С гримасой боли, которую тут же подавила, она подобрала ноги под одеяло и, обхватив колени руками, задумалась.
— A-а, просто… — Она насмешливо взглянула на меня. — Я просто подумала, что я, кажется, никогда не вижу тебя, только твою статую.
Я мог бы тогда рассказать ей о Феликсе Хартманне, Бое, Аластере и Лео Розенштейне, о своей другой жизни, которую я вел много лет и о которой она ничего не знала. Но я не мог заставить себя переступить такую грань. Все эти годы я не сказал ей об этом ни слова. Может быть, стоило? Возможно, тогда между нами все было бы по-другому? Но я ей не доверял, боялся, что она расскажет Нику, а я бы не потерпел этого. В конечном счете рассказала мне она сама, все, что знала.
— Виноват, — промямлил я, опустив глаза.
Вивьен расплылась в белозубой улыбке.
— Да, виноват. Все виноваты. Должно быть, время такое.

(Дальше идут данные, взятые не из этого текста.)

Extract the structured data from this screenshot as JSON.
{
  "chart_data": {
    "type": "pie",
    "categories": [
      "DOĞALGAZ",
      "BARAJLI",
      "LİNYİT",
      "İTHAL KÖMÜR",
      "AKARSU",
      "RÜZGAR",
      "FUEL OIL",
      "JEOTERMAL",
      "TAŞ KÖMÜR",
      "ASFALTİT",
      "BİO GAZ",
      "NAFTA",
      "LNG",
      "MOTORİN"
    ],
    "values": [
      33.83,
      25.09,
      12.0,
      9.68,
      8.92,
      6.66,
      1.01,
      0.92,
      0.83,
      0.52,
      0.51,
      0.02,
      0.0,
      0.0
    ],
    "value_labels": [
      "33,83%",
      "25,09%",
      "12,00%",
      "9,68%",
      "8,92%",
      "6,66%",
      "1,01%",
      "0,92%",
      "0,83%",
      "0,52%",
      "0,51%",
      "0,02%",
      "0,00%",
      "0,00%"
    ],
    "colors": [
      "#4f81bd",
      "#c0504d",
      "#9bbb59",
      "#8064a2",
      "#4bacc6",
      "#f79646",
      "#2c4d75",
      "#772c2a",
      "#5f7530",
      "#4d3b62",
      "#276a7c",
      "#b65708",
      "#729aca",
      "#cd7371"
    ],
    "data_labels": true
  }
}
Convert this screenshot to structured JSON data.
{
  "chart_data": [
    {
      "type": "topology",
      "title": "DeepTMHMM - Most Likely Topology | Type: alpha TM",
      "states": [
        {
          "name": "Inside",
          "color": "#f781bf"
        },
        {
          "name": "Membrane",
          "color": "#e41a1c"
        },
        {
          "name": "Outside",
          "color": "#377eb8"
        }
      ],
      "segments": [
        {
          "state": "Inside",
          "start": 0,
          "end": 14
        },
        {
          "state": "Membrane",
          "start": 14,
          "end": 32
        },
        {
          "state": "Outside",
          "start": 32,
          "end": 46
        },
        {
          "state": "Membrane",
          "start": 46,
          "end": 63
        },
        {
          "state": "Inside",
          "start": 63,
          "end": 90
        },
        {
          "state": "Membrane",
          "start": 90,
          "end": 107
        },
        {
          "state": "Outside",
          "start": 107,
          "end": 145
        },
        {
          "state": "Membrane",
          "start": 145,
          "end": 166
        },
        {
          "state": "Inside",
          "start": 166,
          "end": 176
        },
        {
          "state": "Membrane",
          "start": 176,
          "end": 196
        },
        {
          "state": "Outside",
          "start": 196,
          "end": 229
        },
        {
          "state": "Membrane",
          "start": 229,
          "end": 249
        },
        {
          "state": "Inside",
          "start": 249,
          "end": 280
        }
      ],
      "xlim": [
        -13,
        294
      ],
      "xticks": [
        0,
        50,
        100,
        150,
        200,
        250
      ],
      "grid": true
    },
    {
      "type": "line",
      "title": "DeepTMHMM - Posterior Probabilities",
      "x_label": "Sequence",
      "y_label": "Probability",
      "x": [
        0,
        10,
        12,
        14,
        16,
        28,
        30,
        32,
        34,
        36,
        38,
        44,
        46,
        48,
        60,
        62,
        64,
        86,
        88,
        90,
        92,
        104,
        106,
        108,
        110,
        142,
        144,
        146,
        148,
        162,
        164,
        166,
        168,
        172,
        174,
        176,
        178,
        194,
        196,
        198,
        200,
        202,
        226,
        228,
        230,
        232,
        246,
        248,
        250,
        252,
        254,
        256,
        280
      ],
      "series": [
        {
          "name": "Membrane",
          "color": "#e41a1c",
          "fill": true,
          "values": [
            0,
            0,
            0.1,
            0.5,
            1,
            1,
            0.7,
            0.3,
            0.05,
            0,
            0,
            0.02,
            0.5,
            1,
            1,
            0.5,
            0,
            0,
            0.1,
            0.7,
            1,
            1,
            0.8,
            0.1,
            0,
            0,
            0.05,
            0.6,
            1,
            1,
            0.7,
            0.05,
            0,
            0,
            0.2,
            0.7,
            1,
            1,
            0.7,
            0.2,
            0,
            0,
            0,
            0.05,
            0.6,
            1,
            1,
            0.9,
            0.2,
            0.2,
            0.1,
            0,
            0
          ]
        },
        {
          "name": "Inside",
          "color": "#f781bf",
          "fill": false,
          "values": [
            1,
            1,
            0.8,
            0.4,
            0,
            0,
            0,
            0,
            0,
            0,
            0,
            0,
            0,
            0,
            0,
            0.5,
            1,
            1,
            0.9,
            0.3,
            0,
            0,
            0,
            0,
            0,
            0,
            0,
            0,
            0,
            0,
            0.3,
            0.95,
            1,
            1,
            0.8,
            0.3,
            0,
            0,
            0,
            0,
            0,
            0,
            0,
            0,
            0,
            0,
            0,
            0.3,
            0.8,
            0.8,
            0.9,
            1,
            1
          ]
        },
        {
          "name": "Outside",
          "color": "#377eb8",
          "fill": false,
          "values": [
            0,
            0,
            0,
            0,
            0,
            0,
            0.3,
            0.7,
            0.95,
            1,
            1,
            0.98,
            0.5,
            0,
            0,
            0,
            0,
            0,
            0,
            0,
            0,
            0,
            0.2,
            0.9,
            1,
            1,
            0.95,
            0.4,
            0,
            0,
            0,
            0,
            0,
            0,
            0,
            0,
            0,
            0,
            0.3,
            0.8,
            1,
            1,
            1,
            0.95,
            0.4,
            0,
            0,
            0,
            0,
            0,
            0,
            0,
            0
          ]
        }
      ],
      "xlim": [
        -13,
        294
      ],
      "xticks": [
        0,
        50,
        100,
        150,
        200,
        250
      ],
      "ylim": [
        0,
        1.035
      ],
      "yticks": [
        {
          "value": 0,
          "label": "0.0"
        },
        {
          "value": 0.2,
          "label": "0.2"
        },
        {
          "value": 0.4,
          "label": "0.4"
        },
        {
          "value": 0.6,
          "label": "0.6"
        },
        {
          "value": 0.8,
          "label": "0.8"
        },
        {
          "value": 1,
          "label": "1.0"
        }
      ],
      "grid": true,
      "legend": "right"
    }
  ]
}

Мне вдруг страшно захотелось исчезнуть. Меня тошнило от запаха цветов, смешанного с больничными запахами — эфира, больничной пищи, фекалий… и удушливости. Вспомнилась Ирландия, обдуваемые ветром поля над Каррикдремом и тускло-голубая туго натянутая поверхность моря, протянувшегося до самого Белфаста с его портальными кранами, шпилями и плоскими темными холмами. Недавно я получил одно из редких писем Хетти, в котором она беспокоится по поводу войны и волнуется в связи с беременностью Крошки. Словно документ из прошлого века — на толстой плотной бумаге с выдавленным стилизованным изображением святого Николаса, выписанный образцовым, чуть шатким почерком Хетти с перечеркнутыми сверху буквами «t», испуганными «о» и остроконечными «d», «h», «к». «Надеюсь, Вивьен не испытывает неудобств. Надеюсь, что ты бережешь себя и нормально питаешься, потому что в это беспокойное время всего важнее Диета. Отец по-прежнему чувствует себя неважно. Наконец прошел Дождь, но мало, все высохло, сад Очень Плохой…» Время от времени я фантазировал, как бы грезил наяву, представляя, что если дела обернутся плохо — если кто-нибудь меня выдаст или я сам попадусь из-за собственной беспечности, — то проберусь в Ирландию и спрячусь в горах, найду убежище среди скал, в зарослях можжевельника, и Хетти будет каждый день приезжать ко мне на запряженной пони двуколке с накрытой белой салфеткой корзиной еды и будет сидеть со мной, пока я ем, слушая мои рассказы, исповеди, признания грехов.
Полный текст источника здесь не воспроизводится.